Under current law in the UK, the age of consent is 16 and any sexual activity with a child below that age is a criminal offence. But offenders who have the consent in fact (if not in law) of their victims are charged with sexual activity with a child under section 9 of the Sexual Offences Act 2003, rather than rape.
Casey writes: ‘The intention behind this is largely aimed at avoiding criminalising relationships between teenagers or people who are very close in age, or criminalising someone who reasonably believed a child was older than they were, while still protecting children from exploitation.
‘However, in practice, this audit saw this nuance in law being used to the benefit of much older men who had groomed vulnerable children for sex.’
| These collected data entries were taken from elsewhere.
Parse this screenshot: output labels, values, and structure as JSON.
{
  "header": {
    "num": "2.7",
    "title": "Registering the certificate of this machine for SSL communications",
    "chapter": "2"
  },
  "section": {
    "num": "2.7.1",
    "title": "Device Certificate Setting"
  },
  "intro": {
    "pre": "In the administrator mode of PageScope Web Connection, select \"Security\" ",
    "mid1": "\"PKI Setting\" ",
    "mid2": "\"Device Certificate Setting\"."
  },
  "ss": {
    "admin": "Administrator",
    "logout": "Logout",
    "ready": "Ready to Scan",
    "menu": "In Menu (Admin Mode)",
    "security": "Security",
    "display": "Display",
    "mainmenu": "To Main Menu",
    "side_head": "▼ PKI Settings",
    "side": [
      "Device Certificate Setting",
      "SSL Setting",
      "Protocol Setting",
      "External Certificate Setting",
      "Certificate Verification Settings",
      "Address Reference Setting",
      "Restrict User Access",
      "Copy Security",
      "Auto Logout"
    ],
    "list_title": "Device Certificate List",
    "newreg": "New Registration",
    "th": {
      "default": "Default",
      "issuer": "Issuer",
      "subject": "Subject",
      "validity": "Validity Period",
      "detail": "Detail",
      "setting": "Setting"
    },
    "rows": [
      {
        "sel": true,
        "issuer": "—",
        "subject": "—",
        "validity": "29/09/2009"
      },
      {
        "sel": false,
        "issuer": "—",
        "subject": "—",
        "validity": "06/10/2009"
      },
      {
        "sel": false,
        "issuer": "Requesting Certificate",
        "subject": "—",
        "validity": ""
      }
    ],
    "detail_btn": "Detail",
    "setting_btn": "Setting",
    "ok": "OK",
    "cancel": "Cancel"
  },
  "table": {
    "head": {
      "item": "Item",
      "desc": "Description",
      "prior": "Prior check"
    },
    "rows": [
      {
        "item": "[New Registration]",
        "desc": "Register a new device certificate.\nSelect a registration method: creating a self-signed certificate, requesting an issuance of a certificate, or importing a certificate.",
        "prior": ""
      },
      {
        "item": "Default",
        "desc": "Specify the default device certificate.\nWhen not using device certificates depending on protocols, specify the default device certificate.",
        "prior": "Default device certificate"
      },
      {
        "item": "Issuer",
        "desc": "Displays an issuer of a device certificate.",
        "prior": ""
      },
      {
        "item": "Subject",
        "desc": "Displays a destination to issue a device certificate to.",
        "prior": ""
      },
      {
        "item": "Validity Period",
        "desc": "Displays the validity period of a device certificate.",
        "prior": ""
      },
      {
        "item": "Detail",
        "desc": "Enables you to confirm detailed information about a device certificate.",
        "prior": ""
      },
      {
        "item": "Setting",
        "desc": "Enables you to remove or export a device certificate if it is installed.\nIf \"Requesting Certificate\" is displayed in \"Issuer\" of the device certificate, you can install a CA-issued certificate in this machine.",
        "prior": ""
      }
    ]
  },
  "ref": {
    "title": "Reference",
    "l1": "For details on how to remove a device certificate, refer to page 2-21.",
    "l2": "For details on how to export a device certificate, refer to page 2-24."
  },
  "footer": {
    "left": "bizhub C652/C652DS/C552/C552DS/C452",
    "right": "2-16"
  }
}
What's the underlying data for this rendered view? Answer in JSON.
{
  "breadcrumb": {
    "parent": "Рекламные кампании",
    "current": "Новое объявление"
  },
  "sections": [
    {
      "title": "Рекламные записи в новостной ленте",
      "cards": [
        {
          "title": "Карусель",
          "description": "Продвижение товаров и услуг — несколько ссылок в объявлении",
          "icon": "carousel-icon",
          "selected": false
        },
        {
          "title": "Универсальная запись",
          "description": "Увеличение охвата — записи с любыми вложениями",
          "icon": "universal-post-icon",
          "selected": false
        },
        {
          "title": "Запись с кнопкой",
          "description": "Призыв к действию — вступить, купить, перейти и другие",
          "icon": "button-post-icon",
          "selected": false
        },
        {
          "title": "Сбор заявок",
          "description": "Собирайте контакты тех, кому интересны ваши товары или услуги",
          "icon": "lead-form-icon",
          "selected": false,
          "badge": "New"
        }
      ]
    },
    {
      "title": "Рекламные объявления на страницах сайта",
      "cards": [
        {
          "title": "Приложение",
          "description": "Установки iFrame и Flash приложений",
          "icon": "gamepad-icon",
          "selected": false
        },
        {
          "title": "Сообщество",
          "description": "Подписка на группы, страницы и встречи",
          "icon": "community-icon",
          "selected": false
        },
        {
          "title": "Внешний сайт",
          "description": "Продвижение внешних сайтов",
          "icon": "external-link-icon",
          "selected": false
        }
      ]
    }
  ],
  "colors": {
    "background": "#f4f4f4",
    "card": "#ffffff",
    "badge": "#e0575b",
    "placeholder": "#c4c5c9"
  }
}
The baroness recommends the law in England and Wales should be changed so adults who intentionally penetrate the vagina, anus or mouth of a child under 16 receive mandatory charges of rape.
She argues this approach would mirror that taken in countries such as France and reduce uncertainty around consent. A ‘Romeo and Juliet clause’ to prevent criminalising teenagers in relationships with each other should also be considered, the said.
‘We need to see children as children’, Casey adds. ‘We let them down when we treat or see them as adults, especially in relation to safeguarding issues and the treatment of children in the criminal justice system. We must tighten up the law to reduce uncertainty which adults can exploit to avoid or reduce the punishments that should be imposed for their crimes.’